La Tène justement, c'est Cyril Bondi, Laurent Peter et Alexis Degrenier. Des percussions, un harmonium indien, quelques machines et une vielle à roue électrifiée. Deux Suisses et un Français réunis sur le label genevois Bongo Joe Records par un amour des musiques expé et traditionnelle. Trois imparables défricheurs dont le dernier album incarne à merveille la vision et les valeurs défendues par une scène qu'on ne peut envisager comme faite d'entités séparées, mais bien comme un tout dont les éléments constitutifs partagent une vision, voyagent et collaborent au gré des envies et des opportunités jamais opportunistes. Un peu à la manière de la nouvelle scène jazz londonienne, l'élan qui anime des collectifs comme Standard In-Fi ou La Novià ne peut s'envisager autrement que dans le partage et la collaboration. Quant aux noms que l'on donne aux nombreux projets qui découlent de cette ambition, ils ne semblent servir que de balises pour un public qui, autrement, s'y perdrait dans cet entrelacs de rencontres jamais improbables.
C'est dans cette logique que s'inscrit le nouvel album de La Tène : celui-ci est l'occasion pour le trio d'inviter quelques camarades à venir touiller dans une énorme marmite où bouillonnent kraut, drone et folklore - Jacques Puech et Louis Jacques débarquent avec leur cabrette (une sorte de cornemuse auvergnate) sur les deux premiers titres, tandis que le guitariste Guilhem Lacroux et le bassiste Jérémie Sauvage (de France) contribuent aux deux suivants. Et comme toute bonne tambouille qui se respecte, il faut laisser le temps aux saveurs de libérer tous leurs arômes.
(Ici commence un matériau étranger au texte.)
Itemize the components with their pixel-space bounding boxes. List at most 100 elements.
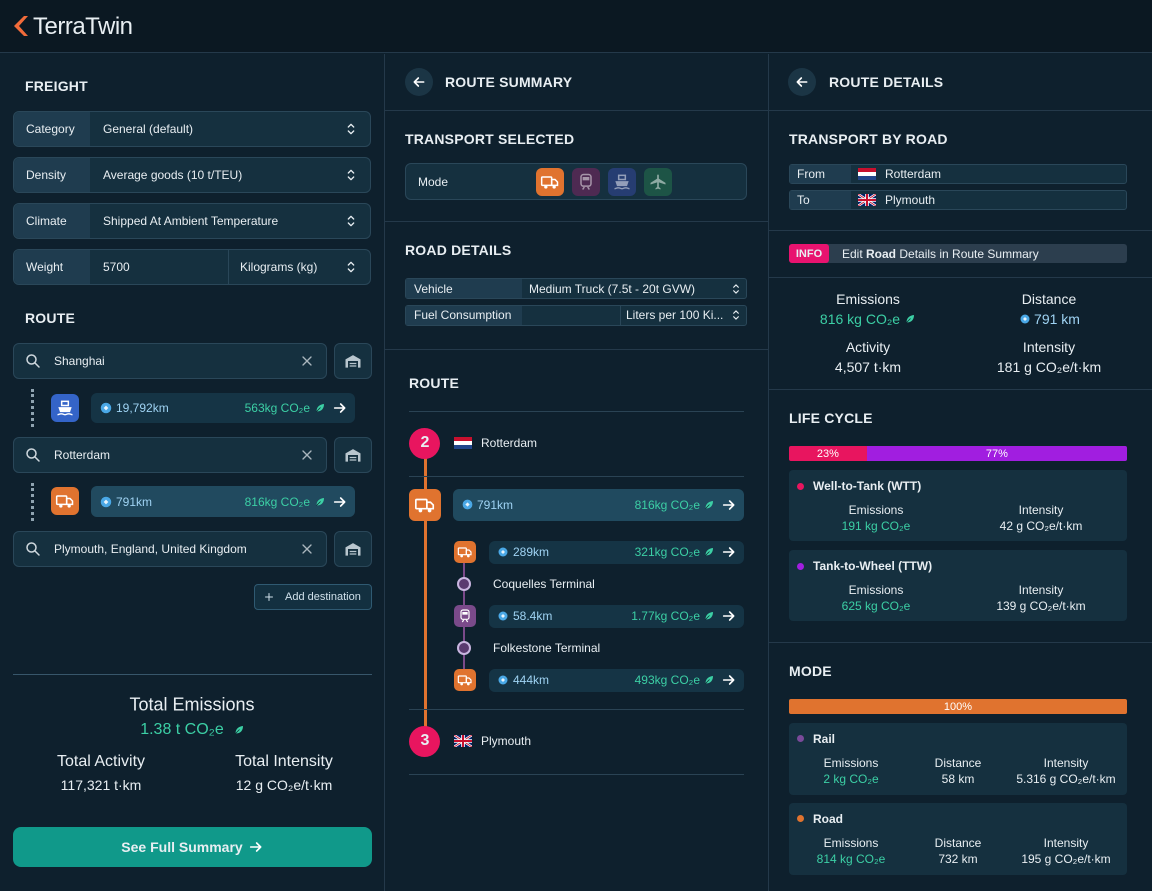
leg-distance: 791km bbox=[116, 495, 153, 509]
icon-shape bbox=[724, 501, 734, 509]
field-value: General (default) bbox=[103, 122, 194, 136]
divider bbox=[409, 476, 744, 477]
field-label: To bbox=[797, 193, 810, 207]
icon-shape bbox=[458, 548, 471, 557]
leaf-icon bbox=[703, 499, 715, 511]
search-icon bbox=[24, 352, 42, 370]
plane-icon bbox=[648, 172, 668, 192]
icon-shape bbox=[499, 548, 508, 557]
field-label: Weight bbox=[26, 260, 64, 274]
divider bbox=[409, 411, 744, 412]
icon-shape bbox=[101, 403, 112, 414]
distance-icon bbox=[99, 401, 113, 415]
icon-shape bbox=[348, 124, 353, 133]
flag bbox=[454, 437, 472, 449]
label-cell bbox=[790, 191, 851, 209]
mode-option[interactable] bbox=[572, 168, 600, 196]
metric-value: 195 g CO₂e/t·km bbox=[1021, 852, 1111, 866]
field-label: Climate bbox=[26, 214, 67, 228]
segment-pill[interactable] bbox=[489, 669, 744, 692]
segment-label: 100% bbox=[943, 700, 973, 713]
icon-shape bbox=[348, 216, 353, 225]
column-divider bbox=[768, 54, 769, 891]
segment-label: 77% bbox=[985, 447, 1008, 460]
icon-shape bbox=[317, 404, 325, 412]
segment-distance: 58.4km bbox=[513, 609, 553, 623]
phase-dot bbox=[797, 483, 804, 490]
add-destination-button[interactable] bbox=[254, 584, 372, 610]
icon-shape bbox=[346, 449, 361, 462]
icon-shape bbox=[797, 78, 806, 86]
share-segment: 77% bbox=[866, 446, 1127, 461]
label-cell bbox=[406, 279, 522, 298]
search-input[interactable] bbox=[13, 343, 327, 379]
metric-value: 625 kg CO₂e bbox=[841, 599, 911, 613]
metric-value: 732 km bbox=[938, 852, 978, 866]
icon-shape bbox=[346, 543, 361, 556]
icon-shape bbox=[27, 449, 39, 461]
hub-icon bbox=[343, 445, 363, 465]
total-intensity: 12 g CO₂e/t·km bbox=[235, 777, 333, 793]
icon-shape bbox=[499, 676, 508, 685]
dotted-connector bbox=[31, 389, 34, 427]
mode-card bbox=[789, 803, 1127, 875]
field-value: Plymouth bbox=[885, 193, 936, 207]
leaf-icon bbox=[233, 724, 245, 736]
icon-shape bbox=[101, 497, 112, 508]
info-text-bold: Road bbox=[866, 247, 897, 261]
arrow-icon bbox=[248, 839, 264, 855]
search-input[interactable] bbox=[13, 437, 327, 473]
icon-shape bbox=[461, 610, 469, 622]
icon-shape bbox=[724, 676, 734, 684]
chevron bbox=[729, 282, 743, 296]
icon-shape bbox=[724, 612, 734, 620]
icon-shape bbox=[317, 498, 325, 506]
chevron bbox=[343, 213, 359, 229]
panel-title: ROUTE DETAILS bbox=[829, 74, 944, 90]
arrow-icon bbox=[332, 494, 348, 510]
truck-icon bbox=[457, 672, 473, 688]
clear-button[interactable] bbox=[299, 447, 315, 463]
segment-pill[interactable] bbox=[489, 541, 744, 564]
leaf-icon bbox=[904, 313, 916, 325]
phase-card bbox=[789, 550, 1127, 621]
icon-shape bbox=[1021, 315, 1030, 324]
clear-button[interactable] bbox=[299, 541, 315, 557]
label-cell bbox=[14, 250, 90, 284]
hub-button[interactable] bbox=[334, 343, 372, 379]
leg-pill[interactable] bbox=[91, 393, 355, 423]
icon-shape bbox=[651, 175, 666, 190]
icon-shape bbox=[251, 843, 261, 851]
phase-dot bbox=[797, 563, 804, 570]
metric-value: 139 g CO₂e/t·km bbox=[996, 599, 1086, 613]
terminal-name: Coquelles Terminal bbox=[493, 577, 595, 591]
metric-label: Intensity bbox=[1043, 756, 1089, 770]
hub-icon bbox=[343, 539, 363, 559]
section-title: TRANSPORT BY ROAD bbox=[789, 131, 948, 147]
logo-mark bbox=[14, 16, 28, 36]
clear-button[interactable] bbox=[299, 353, 315, 369]
column-divider bbox=[384, 54, 385, 891]
cta-button[interactable] bbox=[13, 827, 372, 867]
chevron bbox=[343, 121, 359, 137]
stat-label: Intensity bbox=[1022, 339, 1076, 355]
icon-shape bbox=[27, 543, 39, 555]
leg-pill[interactable] bbox=[91, 486, 355, 517]
header bbox=[0, 0, 1152, 53]
segment-pill[interactable] bbox=[489, 605, 744, 628]
chevron bbox=[343, 167, 359, 183]
info-text-part: Details in Route Summary bbox=[896, 247, 1039, 261]
metric-label: Distance bbox=[934, 756, 982, 770]
leg-pill[interactable] bbox=[453, 489, 744, 521]
search-input[interactable] bbox=[13, 531, 327, 567]
icon-shape bbox=[858, 168, 876, 180]
mode-option[interactable] bbox=[536, 168, 564, 196]
stop-name: Plymouth, England, United Kingdom bbox=[54, 542, 247, 556]
mode-badge bbox=[51, 487, 79, 515]
element bbox=[14, 16, 28, 36]
flag bbox=[858, 194, 876, 206]
icon-shape bbox=[706, 612, 714, 620]
mode-card bbox=[789, 723, 1127, 795]
mode-dot bbox=[797, 735, 804, 742]
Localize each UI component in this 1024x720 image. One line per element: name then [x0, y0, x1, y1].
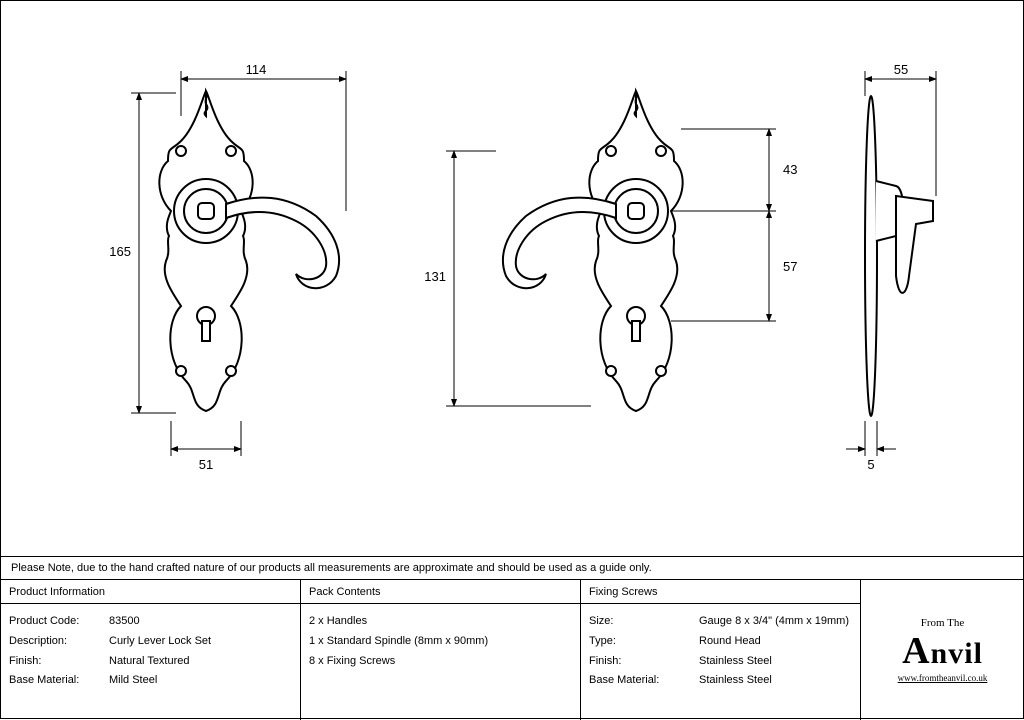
note-text: Please Note, due to the hand crafted nat… — [11, 562, 652, 574]
code-label: Product Code: — [9, 612, 109, 632]
dim-114-text: 114 — [246, 62, 267, 77]
base-label: Base Material: — [9, 671, 109, 691]
dim-43: 43 — [671, 129, 797, 211]
desc-value: Curly Lever Lock Set — [109, 632, 292, 652]
base-value: Mild Steel — [109, 671, 292, 691]
drawing-area: 114 165 51 — [1, 1, 1024, 556]
front-view-left — [159, 91, 339, 411]
pack-header: Pack Contents — [301, 580, 580, 604]
info-section: Product Information Product Code:83500 D… — [1, 580, 1024, 720]
dim-5-text: 5 — [867, 457, 874, 472]
dim-55-text: 55 — [894, 62, 908, 77]
screw-size-label: Size: — [589, 612, 699, 632]
finish-label: Finish: — [9, 652, 109, 672]
pack-item-2: 1 x Standard Spindle (8mm x 90mm) — [309, 632, 572, 652]
finish-value: Natural Textured — [109, 652, 292, 672]
dim-57: 57 — [671, 211, 797, 321]
screw-base-value: Stainless Steel — [699, 671, 852, 691]
pack-item-3: 8 x Fixing Screws — [309, 652, 572, 672]
front-view-right — [503, 91, 683, 411]
logo-from: From The — [898, 617, 988, 629]
pack-contents-column: Pack Contents 2 x Handles 1 x Standard S… — [301, 580, 581, 720]
pack-item-1: 2 x Handles — [309, 612, 572, 632]
screw-type-label: Type: — [589, 632, 699, 652]
logo-name-rest: nvil — [931, 637, 983, 670]
logo-url: www.fromtheanvil.co.uk — [898, 673, 988, 683]
logo-column: From The Anvil www.fromtheanvil.co.uk — [861, 580, 1024, 720]
code-value: 83500 — [109, 612, 292, 632]
technical-drawing-svg: 114 165 51 — [1, 1, 1024, 556]
screw-finish-label: Finish: — [589, 652, 699, 672]
dim-131-text: 131 — [424, 269, 446, 284]
dim-5: 5 — [846, 421, 896, 472]
dim-165-text: 165 — [109, 244, 131, 259]
product-info-column: Product Information Product Code:83500 D… — [1, 580, 301, 720]
screw-size-value: Gauge 8 x 3/4" (4mm x 19mm) — [699, 612, 852, 632]
screw-base-label: Base Material: — [589, 671, 699, 691]
desc-label: Description: — [9, 632, 109, 652]
side-view — [865, 96, 933, 416]
dim-165: 165 — [109, 93, 176, 413]
dim-57-text: 57 — [783, 259, 797, 274]
screws-header: Fixing Screws — [581, 580, 860, 604]
product-info-header: Product Information — [1, 580, 300, 604]
screw-type-value: Round Head — [699, 632, 852, 652]
page-frame: 114 165 51 — [0, 0, 1024, 719]
dim-43-text: 43 — [783, 162, 797, 177]
note-bar: Please Note, due to the hand crafted nat… — [1, 556, 1024, 580]
screw-finish-value: Stainless Steel — [699, 652, 852, 672]
dim-51: 51 — [171, 421, 241, 472]
anvil-logo: From The Anvil www.fromtheanvil.co.uk — [898, 617, 988, 683]
dim-51-text: 51 — [199, 457, 213, 472]
fixing-screws-column: Fixing Screws Size:Gauge 8 x 3/4" (4mm x… — [581, 580, 861, 720]
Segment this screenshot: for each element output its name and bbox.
Alors Abandonée/Maleja, ce sera 4 pistes de 20 bonnes minutes chacune, 4 blocs ayant pour unique but de faire autant entrer dans la danse, dans la transe. C'est sûr, la formule a de quoi déconcerter, de rebuter même. Pourtant, il y a dans cette musique une volonté farouche de revenir aux origines, de faire parler des instincts basiques, ceux à qui l'on n'ose plus trop laisser de place dans une société du paraître où rien ne peut dépasser, où tout doit s'apprécier au niveau du petit dénominateur commun. Et c'est là tout le paradoxe d'une musique que l'on dira expérimentale, et qui pourtant fonctionne sur des ressorts d'une absolue simplicité à partir du moment où l'on intègre un seul et unique paramètre : lâcher la bride est une obligation.
Partant de là, La Tène assène ses boucles avec une régularité ahurissante, abrutissante même. On sait quand un titre commence, on ne sait jamais quand il se terminera tant la notion même de temps devient rapidement une illusion. Les motifs semblent se répéter à l'infini, pourtant, il y a dans le jeu de La Tène une vraie variété, dictée par les petites imperfections imputables à la manière dont les titres sont enregistrés : ils battent au rythme des émotions de leurs géniteurs, ce qui permet à ces monolithes de se fissurer, d'exister aussi à travers leurs aspérités.
Le terroir est bel et bien l'avenir de l'homme.